I put my nose closer to hers.
Her toothbrush and toothpaste were in the bathroom, and her nightgown was on the bed, and they went right into her duffel bag, and then she zipped it up and shoved it toward the door.
“I asked you a question,” I said.
“Do you know how to set this thing up?” she said.
She put her hand on the Samsung box.
“Yes,” I said.
“Well, all right,” she said. “We are going to put this thing in my car and then you are going to follow me to my grandmother's condo and you are going to set this up and then I am getting on the plane and getting out of here. You owe that to me.”
“You think so?” I said. “You think I owe you anything?”
“You were always a gentleman,” she said.
“Oh, fuck you,” I said. “You didn't hear a word, did you?”
We got on opposite ends of the TV box.
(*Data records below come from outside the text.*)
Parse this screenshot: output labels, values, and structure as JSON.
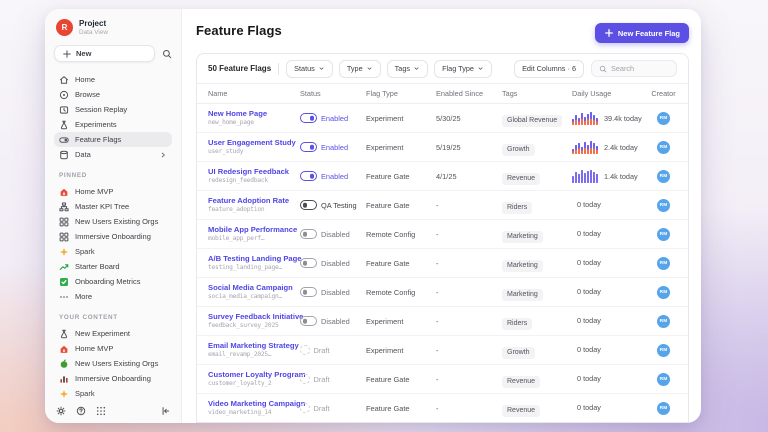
{
  "colors": {
    "accent": "#5b50e3",
    "logo_red": "#e84633",
    "avatar_blue": "#57a4ea",
    "spark_purple": "#6f61ea",
    "spark_orange": "#f46d4d"
  },
  "sidebar": {
    "project": {
      "logo_letter": "R",
      "name": "Project",
      "subtitle": "Data View"
    },
    "new_button": "New",
    "nav": [
      {
        "label": "Home",
        "icon": "home"
      },
      {
        "label": "Browse",
        "icon": "browse"
      },
      {
        "label": "Session Replay",
        "icon": "session-replay"
      },
      {
        "label": "Experiments",
        "icon": "flask"
      },
      {
        "label": "Feature Flags",
        "icon": "feature-flag-toggle",
        "selected": true
      },
      {
        "label": "Data",
        "icon": "database",
        "chevron": true
      }
    ],
    "pinned_label": "PINNED",
    "pinned": [
      {
        "label": "Home MVP",
        "icon": "home-red"
      },
      {
        "label": "Master KPI Tree",
        "icon": "kpi-tree"
      },
      {
        "label": "New Users Existing Orgs",
        "icon": "grid4"
      },
      {
        "label": "Immersive Onboarding",
        "icon": "grid4"
      },
      {
        "label": "Spark",
        "icon": "spark"
      },
      {
        "label": "Starter Board",
        "icon": "trend"
      },
      {
        "label": "Onboarding Metrics",
        "icon": "check-green"
      },
      {
        "label": "More",
        "icon": "more"
      }
    ],
    "your_content_label": "YOUR CONTENT",
    "your_content": [
      {
        "label": "New Experiment",
        "icon": "flask"
      },
      {
        "label": "Home MVP",
        "icon": "home-red"
      },
      {
        "label": "New Users Existing Orgs",
        "icon": "green-dot"
      },
      {
        "label": "Immersive Onboarding",
        "icon": "bar-chart"
      },
      {
        "label": "Spark",
        "icon": "spark"
      }
    ],
    "bottom_icons": [
      "gear",
      "help",
      "apps",
      "collapse"
    ]
  },
  "main": {
    "title": "Feature Flags",
    "new_flag_button": "New Feature Flag",
    "toolbar": {
      "count": "50 Feature Flags",
      "filters": [
        "Status",
        "Type",
        "Tags",
        "Flag Type"
      ],
      "edit_columns": "Edit Columns · 6",
      "search_placeholder": "Search"
    },
    "table": {
      "columns": [
        "Name",
        "Status",
        "Flag Type",
        "Enabled Since",
        "Tags",
        "Daily Usage",
        "Creator"
      ],
      "rows": [
        {
          "name": "New Home Page",
          "key": "new_home_page",
          "status": "Enabled",
          "status_type": "enabled",
          "flag_type": "Experiment",
          "enabled_since": "5/30/25",
          "tag": "Global Revenue",
          "usage": "39.4k today",
          "spark": {
            "style": "dual",
            "heights": [
              6,
              10,
              7,
              12,
              8,
              11,
              13,
              10,
              7
            ]
          },
          "creator": "RM"
        },
        {
          "name": "User Engagement Study",
          "key": "user_study",
          "status": "Enabled",
          "status_type": "enabled",
          "flag_type": "Experiment",
          "enabled_since": "5/19/25",
          "tag": "Growth",
          "usage": "2.4k today",
          "spark": {
            "style": "dual",
            "heights": [
              5,
              9,
              11,
              7,
              12,
              9,
              13,
              11,
              8
            ]
          },
          "creator": "RM"
        },
        {
          "name": "UI Redesign Feedback",
          "key": "redesign_feedback",
          "status": "Enabled",
          "status_type": "enabled",
          "flag_type": "Feature Gate",
          "enabled_since": "4/1/25",
          "tag": "Revenue",
          "usage": "1.4k today",
          "spark": {
            "style": "solid",
            "heights": [
              7,
              11,
              9,
              13,
              10,
              12,
              13,
              11,
              9
            ]
          },
          "creator": "RM"
        },
        {
          "name": "Feature Adoption Rate",
          "key": "feature_adoption",
          "status": "QA Testing",
          "status_type": "qa",
          "flag_type": "Feature Gate",
          "enabled_since": "-",
          "tag": "Riders",
          "usage": "0 today",
          "spark": null,
          "creator": "RM"
        },
        {
          "name": "Mobile App Performance",
          "key": "mobile_app_perf…",
          "status": "Disabled",
          "status_type": "disabled",
          "flag_type": "Remote Config",
          "enabled_since": "-",
          "tag": "Marketing",
          "usage": "0 today",
          "spark": null,
          "creator": "RM"
        },
        {
          "name": "A/B Testing Landing Page",
          "key": "testing_landing_page…",
          "status": "Disabled",
          "status_type": "disabled",
          "flag_type": "Feature Gate",
          "enabled_since": "-",
          "tag": "Marketing",
          "usage": "0 today",
          "spark": null,
          "creator": "RM"
        },
        {
          "name": "Social Media Campaign",
          "key": "socia_media_campaign…",
          "status": "Disabled",
          "status_type": "disabled",
          "flag_type": "Remote Config",
          "enabled_since": "-",
          "tag": "Marketing",
          "usage": "0 today",
          "spark": null,
          "creator": "RM"
        },
        {
          "name": "Survey Feedback Initiative",
          "key": "feedback_survey_2025",
          "status": "Disabled",
          "status_type": "disabled",
          "flag_type": "Experiment",
          "enabled_since": "-",
          "tag": "Riders",
          "usage": "0 today",
          "spark": null,
          "creator": "RM"
        },
        {
          "name": "Email Marketing Strategy",
          "key": "email_revamp_2025…",
          "status": "Draft",
          "status_type": "draft",
          "flag_type": "Experiment",
          "enabled_since": "-",
          "tag": "Growth",
          "usage": "0 today",
          "spark": null,
          "creator": "RM"
        },
        {
          "name": "Customer Loyalty Program",
          "key": "customer_loyalty_2",
          "status": "Draft",
          "status_type": "draft",
          "flag_type": "Feature Gate",
          "enabled_since": "-",
          "tag": "Revenue",
          "usage": "0 today",
          "spark": null,
          "creator": "RM"
        },
        {
          "name": "Video Marketing Campaign",
          "key": "video_marketing_14",
          "status": "Draft",
          "status_type": "draft",
          "flag_type": "Feature Gate",
          "enabled_since": "-",
          "tag": "Revenue",
          "usage": "0 today",
          "spark": null,
          "creator": "RM"
        }
      ]
    }
  }
}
New cardboard smell.
“I guess I'm a little hurt,” she said. “You go off and didn't even leave me a note . . . You know, you go along and everything seems fine and something like this happens, and nothing seems quite right. Why didn't you want to stay with me? Why did you have to go fishing?”
“You don't come close to getting killed every day. So that happens to me and you call me names?”
Einstein looked down, but then he was always waiting for the answer to a question. And for an instant, the Constant and being reduced from a human to some fucked-up name seemed to have some connection: How could such things be?
“I wanted to hurt you,” she said.
“Well, you sure got that right,” I said.
“So I'm sorry. OK?” she said.
The screen door screeched, like finality itself, sort of tinny and forever broken. We shoved the Samsung through it. And then pushed it along the drive to the back of the Hertz where the plate holder seemed like a medical device now, something that had to do with nephrology.